Intervalometer Experiments (19:04)
Effectively, three time-lapse recordings done on the Sony PD-150 camcorder's built-in intervalometer, which records approximately a quarter of a second at set intervals to produce a slightly stuttering but still effective stop motion sequence. The first is a countryside view observed as it slowly slips into darkness, the last a corner of a glass walled room as it does likewise. Interesting through both are, they are blown out of the creative water by the sequence they sandwich, a visually startling piece in which a stone staircase in sunlight of lithographic harshness is approached by the shadows of trees, which by some miraculous trick of the sun's movement then appear to climb the steps. Genuinely extraordinary, and yes, it does make you want to find your own special spot and explore the process yourself. Typically unsettling soundtracks have been provided for all three pieces.

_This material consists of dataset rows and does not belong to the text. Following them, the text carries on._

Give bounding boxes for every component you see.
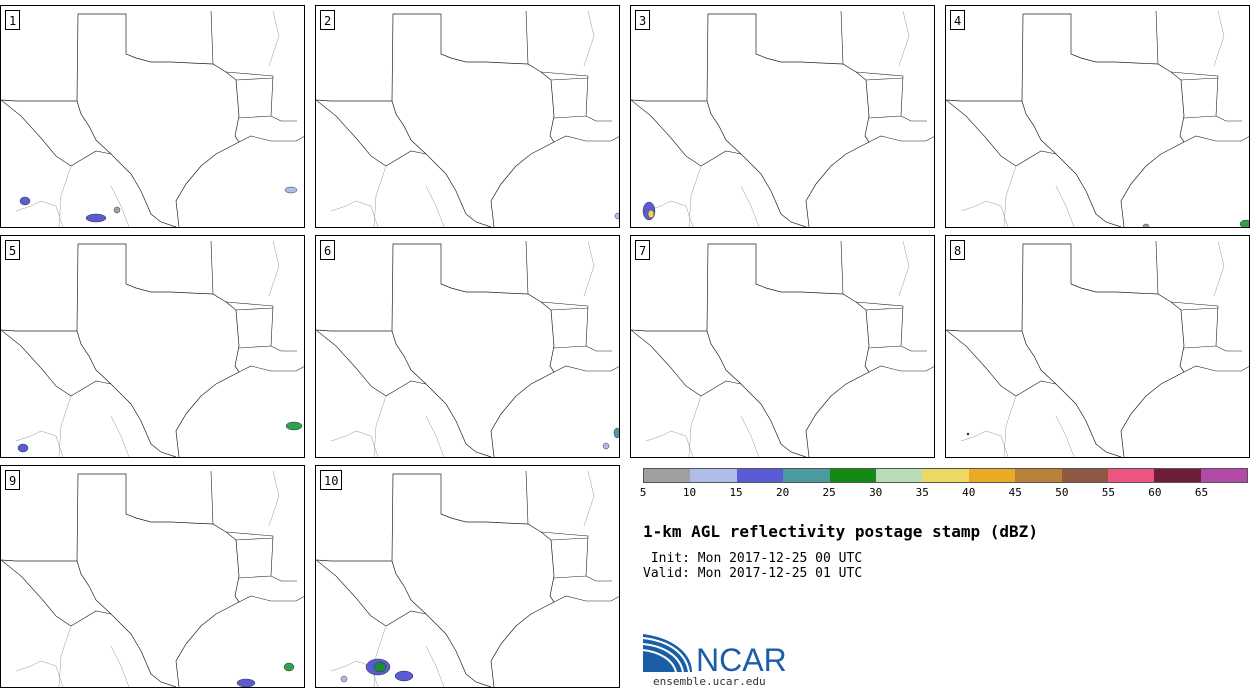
reflectivity-cell [394, 670, 414, 682]
panel-label: 6 [320, 240, 336, 260]
reflectivity-cell [85, 213, 107, 223]
reflectivity-cell [285, 421, 303, 431]
colorbar-tick: 15 [729, 486, 743, 499]
reflectivity-cell [647, 209, 655, 219]
panel-label: 9 [5, 470, 21, 490]
colorbar-tick: 40 [962, 486, 976, 499]
colorbar-tick: 25 [822, 486, 836, 499]
stamp-panel-4: 4 [945, 5, 1250, 228]
reflectivity-cell [613, 427, 619, 439]
texas-basemap [1, 470, 304, 687]
colorbar-segment [968, 469, 1016, 482]
reflectivity-cell [19, 196, 31, 206]
reflectivity-cell [1142, 223, 1150, 227]
colorbar-segment [1015, 469, 1062, 482]
stamp-panel-5: 5 [0, 235, 305, 458]
texas-basemap [316, 10, 619, 227]
reflectivity-cell [614, 212, 619, 220]
panel-label: 8 [950, 240, 966, 260]
panel-label: 1 [5, 10, 21, 30]
colorbar-tick: 50 [1055, 486, 1069, 499]
stamp-panel-2: 2 [315, 5, 620, 228]
texas-basemap [1, 10, 304, 227]
colorbar-tick: 10 [682, 486, 697, 499]
colorbar-tick: 65 [1194, 486, 1209, 499]
colorbar-segment [1107, 469, 1155, 482]
reflectivity-cell [17, 443, 29, 453]
colorbar-segment [922, 469, 969, 482]
colorbar-tick: 45 [1008, 486, 1022, 499]
texas-basemap [631, 10, 934, 227]
colorbar-segment [875, 469, 923, 482]
reflectivity-cell [966, 432, 970, 436]
colorbar-segment [829, 469, 876, 482]
ncar-logo: NCAR [642, 634, 787, 677]
reflectivity-cell [1239, 219, 1249, 227]
colorbar-tick: 55 [1101, 486, 1115, 499]
colorbar-segment [783, 469, 830, 482]
stamp-panel-8: 8 [945, 235, 1250, 458]
panel-label: 2 [320, 10, 336, 30]
stamp-panel-3: 3 [630, 5, 935, 228]
texas-basemap [316, 470, 619, 687]
panel-label: 3 [635, 10, 651, 30]
panel-label: 4 [950, 10, 966, 30]
valid-time: Valid: Mon 2017-12-25 01 UTC [643, 566, 863, 581]
stamp-panel-10: 10 [315, 465, 620, 688]
reflectivity-cell [373, 661, 387, 673]
colorbar-tick: 30 [869, 486, 883, 499]
stamp-panel-7: 7 [630, 235, 935, 458]
colorbar-segment [736, 469, 784, 482]
stamp-panel-1: 1 [0, 5, 305, 228]
colorbar-tick: 5 [639, 486, 647, 499]
texas-basemap [316, 240, 619, 457]
logo-url: ensemble.ucar.edu [653, 675, 766, 688]
panel-label: 10 [320, 470, 343, 490]
init-time: Init: Mon 2017-12-25 00 UTC [643, 551, 863, 566]
reflectivity-cell [283, 662, 295, 672]
colorbar-segment [1061, 469, 1108, 482]
reflectivity-cell [602, 442, 610, 450]
panel-label: 7 [635, 240, 651, 260]
reflectivity-colorbar [643, 468, 1248, 483]
texas-basemap [1, 240, 304, 457]
reflectivity-cell [236, 678, 256, 687]
colorbar-segment [1200, 469, 1248, 482]
texas-basemap [631, 240, 934, 457]
reflectivity-cell [340, 675, 348, 683]
texas-basemap [946, 10, 1249, 227]
colorbar-segment [690, 469, 737, 482]
colorbar-segment [644, 469, 691, 482]
ncar-logo-text: NCAR [696, 642, 787, 677]
colorbar-tick: 35 [915, 486, 929, 499]
stamp-panel-9: 9 [0, 465, 305, 688]
plot-title: 1-km AGL reflectivity postage stamp (dBZ… [643, 522, 1038, 541]
reflectivity-cell [113, 206, 121, 214]
reflectivity-cell [284, 186, 298, 194]
colorbar-segment [1154, 469, 1201, 482]
colorbar-tick: 20 [775, 486, 790, 499]
colorbar-tick: 60 [1148, 486, 1162, 499]
stamp-panel-6: 6 [315, 235, 620, 458]
panel-label: 5 [5, 240, 21, 260]
texas-basemap [946, 240, 1249, 457]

A tricky call this one, given that the films were initially designed to be streamed on the internet rather than whacked up on a 42" plasma. Adding to the problem is that the films were shot on NTSC DV or DV-CAM and standards converted to PAL. The resulting image quality is thus on the soft side, with detail noticeably fuzzy on some of the films and even soft on Lynch's intros. There are also some intermittence motion glitches resulting from the standards conversion and some visible compression artefacts. Contrast is sound enough, and deliberately cranked up on Out Yonder.
The soundtrack is stereo 2.0 at a higher volume than the DVD average, with particularly distinct separation on Out Yonder. The clarity and range are, as you'd expect, impressive.
David Lynch answers questions from web site members (17:34)
OK, I think this is an extra feature rather than one of the films, but the review disc makes it hard to be certain, a menu-free affair in which all of the content has been slapped onto a single, randomly chaptered track. True to the above title (which was one that, in the absence of menus, I made up), this consists of Lynch's response to questions posed by site members, a couple of whom he knows well enough through chat room discussions to regard as friends. The questions are interesting, and as ever with Lynch the responses are well worth hearing, as we get to find out what his favourite musical theme from his films is, how he approaches scriptwriting, what he thinks of Marilyn Manson and Roy Orbison, and just how much he likes his coffee.
An offbeat and rather intriguing collection of experimental shorts that needs to be seen as just that, and while this inevitably limits this disc's potential audience it's still something of a must for Lynch completists and those of us who've yet to join his online community, for which it serves partly as an extended commercial. Whether such a collection is actually worth the asking price will be very much down to how fond you are of the director's work, but there are a few small gems in here, and despite the slightly below par picture quality I'd certainly find it hard to resist.